Berlin : Ein Feiertag für den Einzelhandel

Viele Brandenburger nutzten Reformationstag zum Shopping in Berlin. Auch Museen und Zoo gut besucht

Cay Dobberke,Christoph Stollowsky

Für die Brandenburger war es „ein geschenkter Tag“, für die Mitarbeiter in den fünf Info-Läden der Berlin Tourismus Marketing GmbH (BTM) war es hingegen ein Tag mit heftigem Stress. Am gestrigen Mittwoch, dem Reformationstag, mussten sie so viele Fragen wie selten beantworten. Zahlreiche Berlin-Besucher aus dem Umland wollten wissen: Wo geht man hier am besten einkaufen? Kennen Sie schöne Cafés? Wo ist es für Kinder spannend? Denn rund um Berlin war gestern Feiertag, während die Berliner arbeiten mussten. Das nutzten viele Brandenburger, um in Berlin zu shoppen und sich einige unterhaltsame Stunden zu gönnen.
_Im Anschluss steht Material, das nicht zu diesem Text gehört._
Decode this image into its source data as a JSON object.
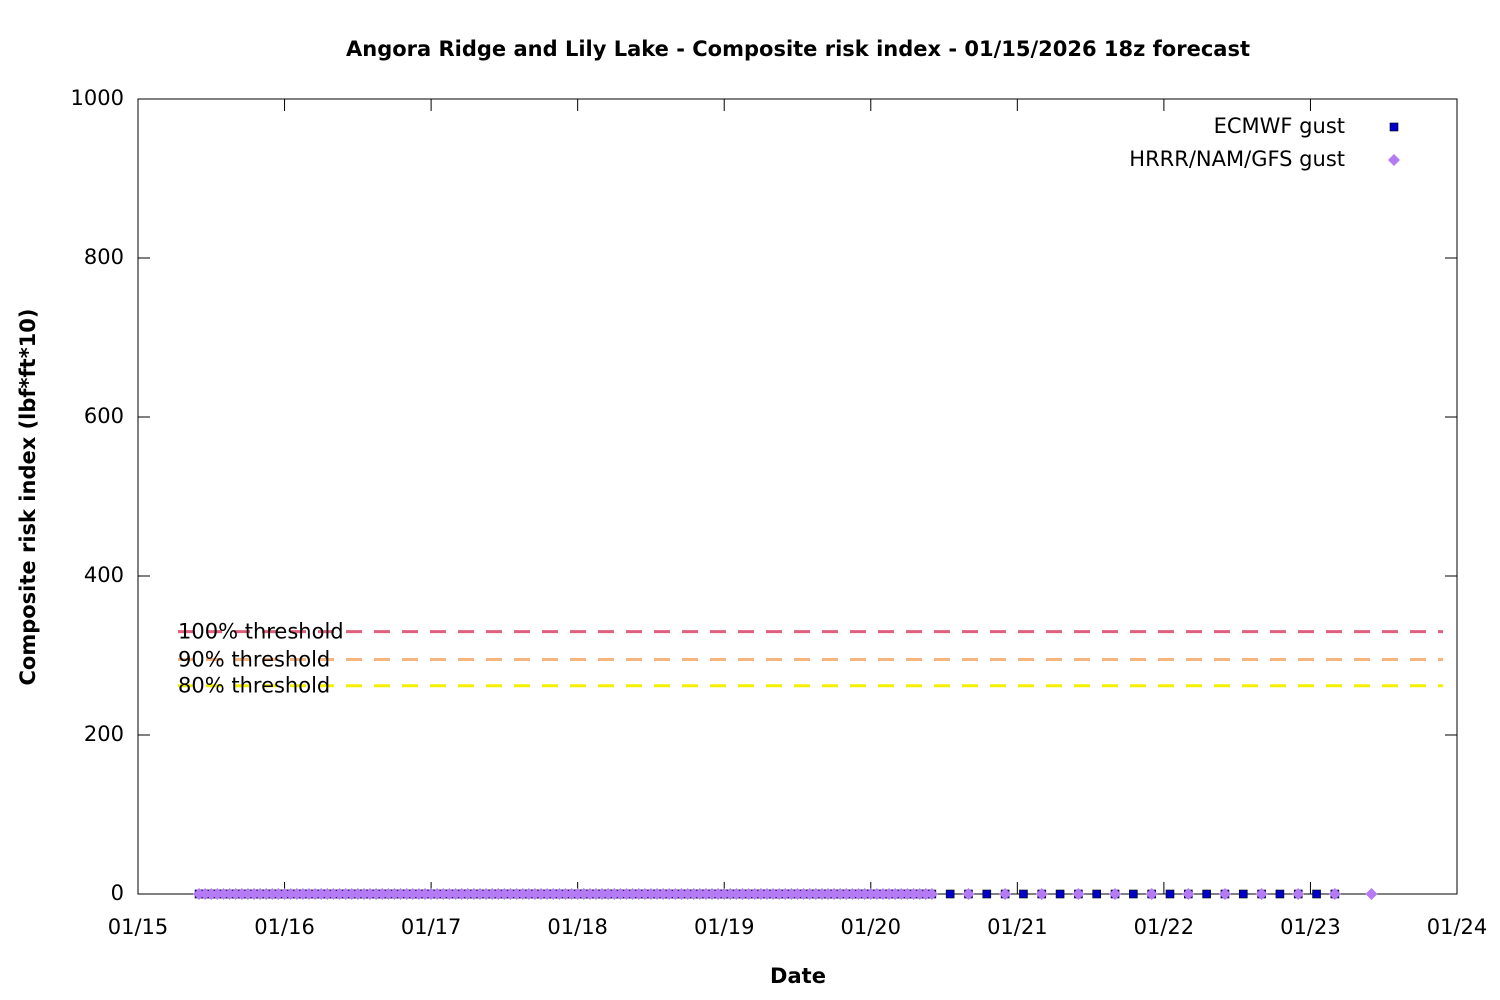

Läden, Museen, Zoo und Tierpark oder das Legoland am Potsdamer Platz meldeten auffallend viel Andrang für einen normalen Werktag. „Erfahrungsgemäß liegen die Umsätze am Reformationstag um zehn Prozent über denen an einem normalen Werktag“, sagte Hauptgeschäftsführer Nils Busch-Petersen vom Handelsverband Berlin-Brandenburg. Die Kunden „kommen aus dem Umland, aber auch aus Sachsen, Mecklenburg-Vorpommern und Sachsen-Anhalt“, wo am 31. Oktober gleichfalls nicht gearbeitet wird. Gekauft würden vor allem Kleidung, Schuhe, Möbel, kleinere Einrichtungsgegenstände und Haushaltsgeräte. Kauflustige ziehe es an den Kurfürstendamm und die Tauentzienstraße in der City-West, an den Potsdamer Platz, den Alexanderplatz und in die Friedrichstraße in Mitte oder in die Steglitzer Schloßstraße und in die Wilmersdorfer Straße in Charlottenburg.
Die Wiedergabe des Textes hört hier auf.